You see, during their tenth anniversary, they had planned to have no company. They had also arranged to commemorate it at the same place in Mangochi they had their honeymoon.

“I left you to pack, not that picture frame to detain you,” his wife interrupted him.

“Oh, you’re back?” he asked, looking at her fondly, “Despite walking in the hot sun you still look beautiful and sexy,” he said and watched her brush a little bit.  

“Please let’s pack. I don’t like you traveling at night,” she shyly said.

They had agreed that CheNayi would leave that day to sort one or two things, as she finished the day off at her workplace, and she would join him the following day. 

CheNayi arrived at the destination after two hours. The place was scotching hot. After checking in, he decided to communicate to his wife. He decided to use the internet, wanting to surprise her. During their honeymoon, the place had no such facilities. He wrote the message and unknowingly, misplaced a letter on her e-mail address, and sent it.

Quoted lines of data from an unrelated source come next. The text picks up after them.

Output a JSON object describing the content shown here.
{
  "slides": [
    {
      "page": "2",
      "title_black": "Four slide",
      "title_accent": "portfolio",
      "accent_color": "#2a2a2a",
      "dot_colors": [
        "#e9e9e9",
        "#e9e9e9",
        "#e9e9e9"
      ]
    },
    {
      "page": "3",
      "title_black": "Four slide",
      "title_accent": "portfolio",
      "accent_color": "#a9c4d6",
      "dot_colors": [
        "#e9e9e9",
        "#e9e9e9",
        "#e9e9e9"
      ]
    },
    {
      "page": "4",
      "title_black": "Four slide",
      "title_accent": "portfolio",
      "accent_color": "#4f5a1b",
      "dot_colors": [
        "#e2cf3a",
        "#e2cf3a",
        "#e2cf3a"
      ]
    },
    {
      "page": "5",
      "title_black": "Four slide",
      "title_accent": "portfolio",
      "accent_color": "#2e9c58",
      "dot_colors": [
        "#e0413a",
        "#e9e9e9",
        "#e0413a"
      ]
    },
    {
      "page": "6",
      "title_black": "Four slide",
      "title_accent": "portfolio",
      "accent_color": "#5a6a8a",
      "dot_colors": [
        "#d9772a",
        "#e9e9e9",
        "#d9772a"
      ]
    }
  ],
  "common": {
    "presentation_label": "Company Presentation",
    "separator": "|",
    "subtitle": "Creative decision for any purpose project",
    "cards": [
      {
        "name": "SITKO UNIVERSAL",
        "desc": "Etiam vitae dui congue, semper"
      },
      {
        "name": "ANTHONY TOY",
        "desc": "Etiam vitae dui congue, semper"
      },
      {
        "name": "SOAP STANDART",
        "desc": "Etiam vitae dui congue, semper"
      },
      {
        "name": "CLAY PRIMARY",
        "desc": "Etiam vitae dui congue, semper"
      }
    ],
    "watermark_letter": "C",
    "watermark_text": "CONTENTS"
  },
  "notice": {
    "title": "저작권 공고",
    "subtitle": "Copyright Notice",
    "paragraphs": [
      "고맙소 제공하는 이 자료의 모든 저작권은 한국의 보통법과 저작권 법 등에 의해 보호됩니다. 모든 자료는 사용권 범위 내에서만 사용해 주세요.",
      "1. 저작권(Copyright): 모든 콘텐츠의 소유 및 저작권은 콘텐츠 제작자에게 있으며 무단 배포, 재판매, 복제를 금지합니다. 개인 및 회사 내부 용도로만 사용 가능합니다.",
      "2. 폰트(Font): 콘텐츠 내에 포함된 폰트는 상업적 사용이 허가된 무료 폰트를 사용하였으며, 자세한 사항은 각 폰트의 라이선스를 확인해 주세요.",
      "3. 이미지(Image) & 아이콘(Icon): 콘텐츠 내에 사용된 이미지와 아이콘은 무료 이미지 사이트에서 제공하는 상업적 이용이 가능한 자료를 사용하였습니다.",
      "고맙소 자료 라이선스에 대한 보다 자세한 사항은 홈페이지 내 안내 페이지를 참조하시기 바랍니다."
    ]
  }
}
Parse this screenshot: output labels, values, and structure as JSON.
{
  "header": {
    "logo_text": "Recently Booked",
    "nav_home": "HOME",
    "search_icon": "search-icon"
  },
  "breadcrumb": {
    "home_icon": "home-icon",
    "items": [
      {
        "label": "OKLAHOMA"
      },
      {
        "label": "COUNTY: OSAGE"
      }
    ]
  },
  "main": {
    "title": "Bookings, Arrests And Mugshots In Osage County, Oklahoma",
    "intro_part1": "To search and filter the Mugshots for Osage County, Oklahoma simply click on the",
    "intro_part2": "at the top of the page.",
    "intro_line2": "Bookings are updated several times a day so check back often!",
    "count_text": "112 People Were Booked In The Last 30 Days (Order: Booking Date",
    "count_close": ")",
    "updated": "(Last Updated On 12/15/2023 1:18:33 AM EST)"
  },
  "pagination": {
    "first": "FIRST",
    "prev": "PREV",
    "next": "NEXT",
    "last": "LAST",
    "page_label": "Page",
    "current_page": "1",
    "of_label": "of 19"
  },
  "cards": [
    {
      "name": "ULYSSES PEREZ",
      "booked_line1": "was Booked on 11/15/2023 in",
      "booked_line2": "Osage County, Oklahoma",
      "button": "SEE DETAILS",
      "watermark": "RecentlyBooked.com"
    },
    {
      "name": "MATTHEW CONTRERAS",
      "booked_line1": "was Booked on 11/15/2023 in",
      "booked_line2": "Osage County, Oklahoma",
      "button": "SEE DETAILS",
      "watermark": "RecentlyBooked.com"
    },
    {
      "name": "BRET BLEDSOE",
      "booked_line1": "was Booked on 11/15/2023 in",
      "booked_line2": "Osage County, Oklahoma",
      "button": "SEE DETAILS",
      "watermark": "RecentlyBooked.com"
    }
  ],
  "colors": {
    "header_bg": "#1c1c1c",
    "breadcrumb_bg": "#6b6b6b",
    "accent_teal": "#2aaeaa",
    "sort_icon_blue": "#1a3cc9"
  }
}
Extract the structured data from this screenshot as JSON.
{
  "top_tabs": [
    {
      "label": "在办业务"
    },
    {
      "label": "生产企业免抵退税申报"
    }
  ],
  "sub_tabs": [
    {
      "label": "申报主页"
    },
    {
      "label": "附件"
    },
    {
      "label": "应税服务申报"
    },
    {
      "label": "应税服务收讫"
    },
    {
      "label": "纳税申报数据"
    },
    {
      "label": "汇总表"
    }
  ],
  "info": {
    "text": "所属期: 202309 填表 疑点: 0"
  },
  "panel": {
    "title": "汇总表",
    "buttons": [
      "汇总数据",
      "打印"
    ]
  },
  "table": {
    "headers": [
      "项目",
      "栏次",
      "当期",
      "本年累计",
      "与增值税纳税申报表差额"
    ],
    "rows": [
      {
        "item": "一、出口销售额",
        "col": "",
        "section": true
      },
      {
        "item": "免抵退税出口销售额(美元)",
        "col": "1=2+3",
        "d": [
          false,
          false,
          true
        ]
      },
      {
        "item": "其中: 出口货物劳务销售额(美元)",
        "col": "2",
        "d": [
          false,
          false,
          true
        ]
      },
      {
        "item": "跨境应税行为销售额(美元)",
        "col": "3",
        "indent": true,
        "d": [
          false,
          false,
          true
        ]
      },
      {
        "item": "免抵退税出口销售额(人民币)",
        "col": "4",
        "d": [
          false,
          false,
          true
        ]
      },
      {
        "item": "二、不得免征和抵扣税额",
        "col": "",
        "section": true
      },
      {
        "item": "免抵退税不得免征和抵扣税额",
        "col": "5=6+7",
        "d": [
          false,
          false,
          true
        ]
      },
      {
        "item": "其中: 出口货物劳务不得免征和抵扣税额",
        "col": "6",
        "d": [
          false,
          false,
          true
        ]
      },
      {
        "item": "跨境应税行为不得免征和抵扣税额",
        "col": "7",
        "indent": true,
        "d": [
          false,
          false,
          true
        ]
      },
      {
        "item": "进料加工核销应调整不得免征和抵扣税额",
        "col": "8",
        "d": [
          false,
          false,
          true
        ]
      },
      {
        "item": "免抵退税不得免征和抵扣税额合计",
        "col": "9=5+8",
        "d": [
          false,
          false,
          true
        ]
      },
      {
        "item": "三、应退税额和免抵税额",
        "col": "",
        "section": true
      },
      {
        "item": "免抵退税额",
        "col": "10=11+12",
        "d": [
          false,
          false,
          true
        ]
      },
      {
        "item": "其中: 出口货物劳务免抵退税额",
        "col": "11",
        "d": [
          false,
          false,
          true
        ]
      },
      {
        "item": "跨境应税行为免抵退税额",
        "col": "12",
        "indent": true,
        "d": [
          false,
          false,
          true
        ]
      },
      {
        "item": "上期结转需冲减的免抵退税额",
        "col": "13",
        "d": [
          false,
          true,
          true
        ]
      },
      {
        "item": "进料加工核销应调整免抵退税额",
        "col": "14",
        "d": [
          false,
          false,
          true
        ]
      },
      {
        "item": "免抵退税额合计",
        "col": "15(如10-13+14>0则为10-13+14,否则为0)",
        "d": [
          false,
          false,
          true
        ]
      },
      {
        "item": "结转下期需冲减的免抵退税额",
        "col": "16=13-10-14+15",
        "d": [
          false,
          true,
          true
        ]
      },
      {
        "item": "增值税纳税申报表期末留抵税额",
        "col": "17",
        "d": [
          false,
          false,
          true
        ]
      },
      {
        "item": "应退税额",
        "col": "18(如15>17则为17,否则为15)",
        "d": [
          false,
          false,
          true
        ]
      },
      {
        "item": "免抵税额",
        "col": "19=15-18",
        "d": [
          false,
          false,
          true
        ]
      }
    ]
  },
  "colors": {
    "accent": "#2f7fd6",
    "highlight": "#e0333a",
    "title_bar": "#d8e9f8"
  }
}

The e-mail found its way and landed in the mailbox of some well to do woman who at the time had just arrived home from the cemetery where they went to bury her husband. She decided to read her e-mails hoping to find condolences from relatives and friends, especially from abroad. After reading the first one, she cried aloud and collapsed dead. People rushed into the house and found her dead cold on the floor. Their eyes strayed to the computer screen, and saw the opened e-mail, which read:

My lovely wife, I arrived safely and I know you’ll be surprised to receive this; they have computers now. I found everything already arranged and I cannot wait for your arrival tomorrow. I even found some old friends here, and they look forward to seeing you. But it’s awfully hot down here.